Après avoir recommandé à Séverine de surveiller chaque personne qui viendrait visiter leur mère et leur petite sœur, elle alla s'enquérir du personnage. Mais, comme par hasard, il avait quitté l'endroit depuis deux ou trois jours. On ne savait pas si c'était par mer ou s'il avait pris le chemin de la forêt. Tant de gens de tout acabit débarquaient ici.
Angélique se souvint que Colin avait parlé, au Conseil, de l'institution d'un registre pour y inscrire tout individu séjournant plus de deux jours à Gouldsboro, chaque visiteur étant tenu de signaler ensuite son départ et dans quelle direction. Sage mesure !
Elle aurait souhaité parler à Colin. Mais si son intuition féminine lui affirmait la réalité d'un danger suspendu sur leurs têtes, les indices qu'elle avait en sa possession étaient minces, voire fallacieux ; elle craignait de passer pour une femme hyper-nerveuse, cherchant prétexte à affoler son entourage, qui sait, prétexte à parler en tête à tête avec Colin, le gouverneur.

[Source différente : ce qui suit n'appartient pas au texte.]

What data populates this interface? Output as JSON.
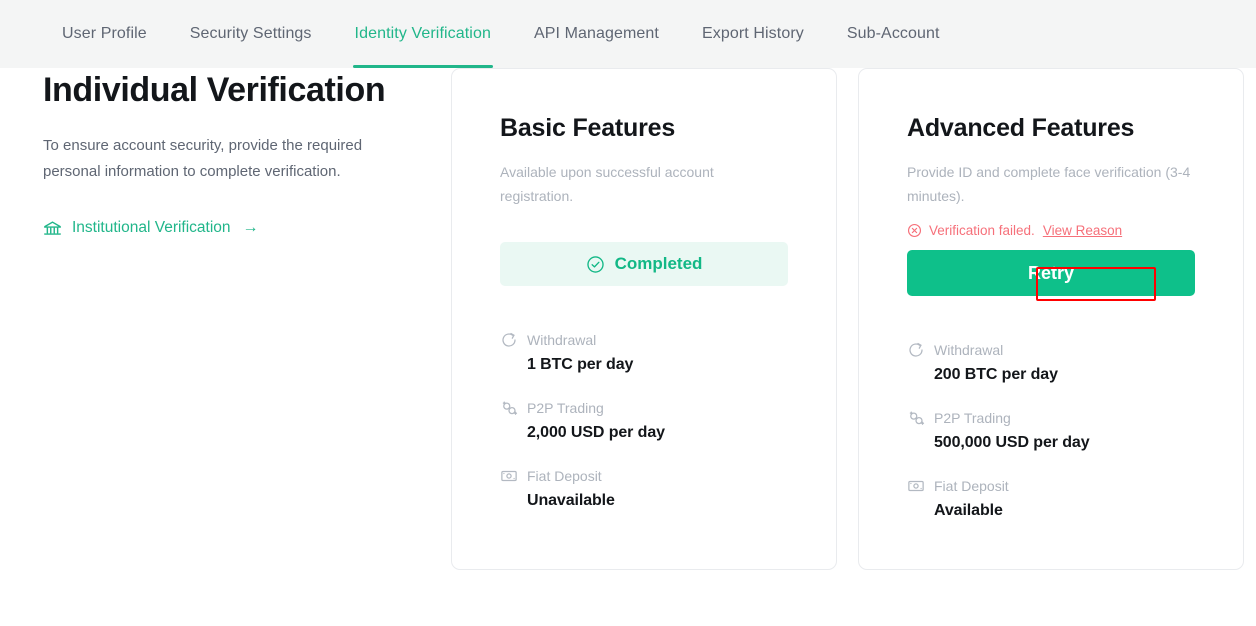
{
  "theme": {
    "accent_green": "#21b68a",
    "button_green": "#0ec08a",
    "completed_green": "#12b886",
    "completed_bg": "#eaf8f3",
    "error_red": "#f6707a",
    "annotation_red": "#ff0000",
    "muted_text": "#adb3bc",
    "tab_text": "#5f6673",
    "header_bg": "#f4f5f5"
  },
  "tabs": [
    {
      "label": "User Profile",
      "active": false
    },
    {
      "label": "Security Settings",
      "active": false
    },
    {
      "label": "Identity Verification",
      "active": true
    },
    {
      "label": "API Management",
      "active": false
    },
    {
      "label": "Export History",
      "active": false
    },
    {
      "label": "Sub-Account",
      "active": false
    }
  ],
  "intro": {
    "title": "Individual Verification",
    "description": "To ensure account security, provide the required personal information to complete verification.",
    "link_label": "Institutional Verification",
    "link_arrow": "→",
    "link_icon": "bank-icon"
  },
  "cards": [
    {
      "id": "basic",
      "title": "Basic Features",
      "description": "Available upon successful account registration.",
      "status": {
        "type": "completed",
        "icon": "check-circle-icon",
        "label": "Completed"
      },
      "features": [
        {
          "icon": "withdrawal-icon",
          "label": "Withdrawal",
          "value": "1 BTC per day"
        },
        {
          "icon": "p2p-trading-icon",
          "label": "P2P Trading",
          "value": "2,000 USD per day"
        },
        {
          "icon": "fiat-deposit-icon",
          "label": "Fiat Deposit",
          "value": "Unavailable"
        }
      ]
    },
    {
      "id": "advanced",
      "title": "Advanced Features",
      "description": "Provide ID and complete face verification (3-4 minutes).",
      "status": {
        "type": "failed",
        "icon": "error-circle-icon",
        "label": "Verification failed.",
        "link_label": "View Reason",
        "button_label": "Retry"
      },
      "features": [
        {
          "icon": "withdrawal-icon",
          "label": "Withdrawal",
          "value": "200 BTC per day"
        },
        {
          "icon": "p2p-trading-icon",
          "label": "P2P Trading",
          "value": "500,000 USD per day"
        },
        {
          "icon": "fiat-deposit-icon",
          "label": "Fiat Deposit",
          "value": "Available"
        }
      ]
    }
  ]
}
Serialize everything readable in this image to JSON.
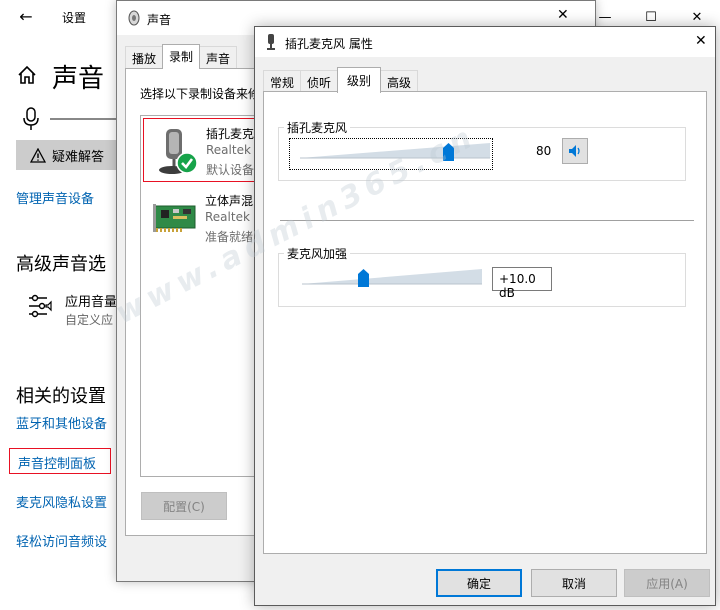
{
  "settings": {
    "back_glyph": "←",
    "title": "设置",
    "controls": {
      "minimize": "—",
      "maximize": "☐",
      "close": "✕"
    },
    "heading": "声音",
    "troubleshoot_label": "疑难解答",
    "manage_devices_link": "管理声音设备",
    "advanced_heading": "高级声音选",
    "app_volume_title": "应用音量",
    "app_volume_sub": "自定义应",
    "related_heading": "相关的设置",
    "related_links": [
      "蓝牙和其他设备",
      "声音控制面板",
      "麦克风隐私设置",
      "轻松访问音频设"
    ]
  },
  "sound_dialog": {
    "title": "声音",
    "close_glyph": "✕",
    "tabs": [
      "播放",
      "录制",
      "声音"
    ],
    "active_tab": 1,
    "instruction": "选择以下录制设备来修",
    "devices": [
      {
        "name": "插孔麦克",
        "line2": "Realtek",
        "line3": "默认设备"
      },
      {
        "name": "立体声混",
        "line2": "Realtek",
        "line3": "准备就绪"
      }
    ],
    "configure_label": "配置(C)"
  },
  "properties_dialog": {
    "title": "插孔麦克风 属性",
    "close_glyph": "✕",
    "tabs": [
      "常规",
      "侦听",
      "级别",
      "高级"
    ],
    "active_tab": 2,
    "mic_group": {
      "label": "插孔麦克风",
      "value": "80",
      "level_fraction": 0.8
    },
    "boost_group": {
      "label": "麦克风加强",
      "value": "+10.0 dB",
      "level_fraction": 0.33
    },
    "buttons": {
      "ok": "确定",
      "cancel": "取消",
      "apply": "应用(A)"
    }
  },
  "watermark": "www.admin365.cn",
  "colors": {
    "accent": "#0078d7",
    "link": "#0063b1",
    "highlight_border": "#e81123"
  }
}
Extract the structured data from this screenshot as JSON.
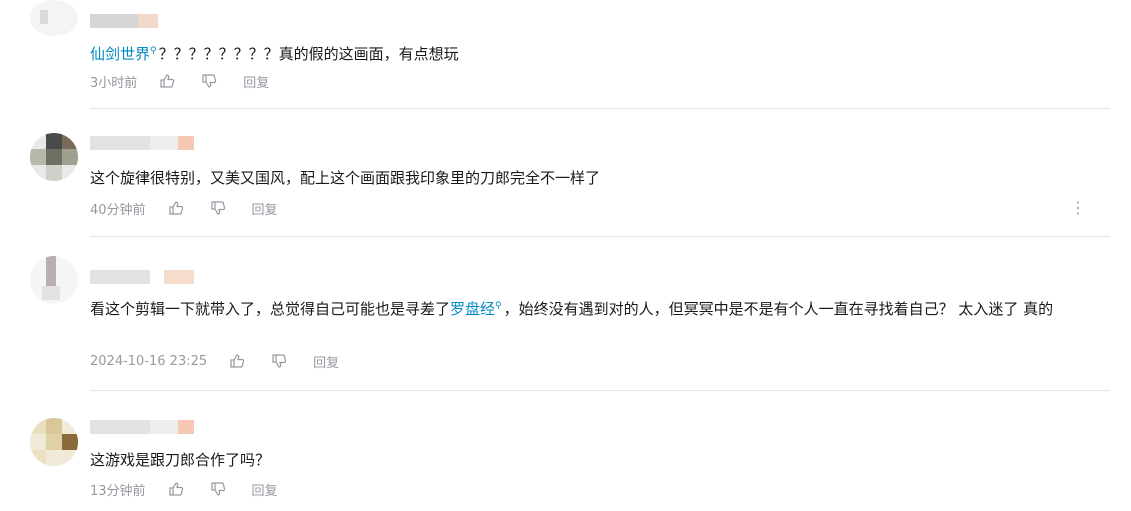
{
  "comments": [
    {
      "text_parts": {
        "keyword": "仙剑世界",
        "rest": "？？？？？？？？真的假的这画面，有点想玩"
      },
      "time": "3小时前",
      "reply_label": "回复"
    },
    {
      "text": "这个旋律很特别，又美又国风，配上这个画面跟我印象里的刀郎完全不一样了",
      "time": "40分钟前",
      "reply_label": "回复",
      "more_icon": "⋮"
    },
    {
      "text_parts": {
        "before": "看这个剪辑一下就带入了，总觉得自己可能也是寻差了",
        "keyword": "罗盘经",
        "after": "，始终没有遇到对的人，但冥冥中是不是有个人一直在寻找着自己？ 太入迷了 真的"
      },
      "time": "2024-10-16 23:25",
      "reply_label": "回复"
    },
    {
      "text": "这游戏是跟刀郎合作了吗？",
      "time": "13分钟前",
      "reply_label": "回复"
    }
  ],
  "colors": {
    "keyword": "#008ac5",
    "meta": "#9499a0",
    "divider": "#e3e5e7"
  },
  "icons": {
    "like": "thumbs-up-icon",
    "dislike": "thumbs-down-icon",
    "keyword": "search-icon",
    "more": "more-vertical-icon"
  }
}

Elle avait l'impression, peut-être pour la première fois de sa vie, qu'elle ne savait pas exactement ce qu'elle devait faire, même ce qu'elle devait penser, décider. Sans cesse, son opinion basculait : tantôt elle était persuadée jusqu'au vertige de la menace redoutable et pressante, tantôt ses craintes se dissolvaient et la situation lui apparaissait sous un jour bénin.
Que s'était-il passé au fond de tellement anormal ?
Deux hommes s'étaient battus et étaient morts des coups qu'ils s'étaient portés, un chaton facétieux s'était fait rabrouer par un matelot brutal, un porc vorace s'était empoisonné avec les fruits vénéneux de la pomme de terre, une vieille Indienne s'enivrait avec de l'alcool de traite... incidents et accidents de la vie quotidienne.
La chaleur pesante que brassait vers le soir un vent capricieux achevait de lui mettre les nerfs à fleur de peau.
Si Joffrey avait été là... Jamais elle n'avait si clairement éprouvé qu'il était son pôle, sa certitude. De ses expériences multiples, des embûches qu'il avait déjouées, de toutes les turpitudes qu'il avait traversées, il retirait l'acquis d'une intuition sûre, un instinct presque animal de la réalité. S'il disait : « ce n'est rien », on pourrait être rassuré. S'il disait : « prenons garde », il faudrait se montrer vigilant. L'ennemi n'était pas loin. Il ne se laisserait pas abuser par les apparences anodines, embrouiller par la chaleur ou le vent.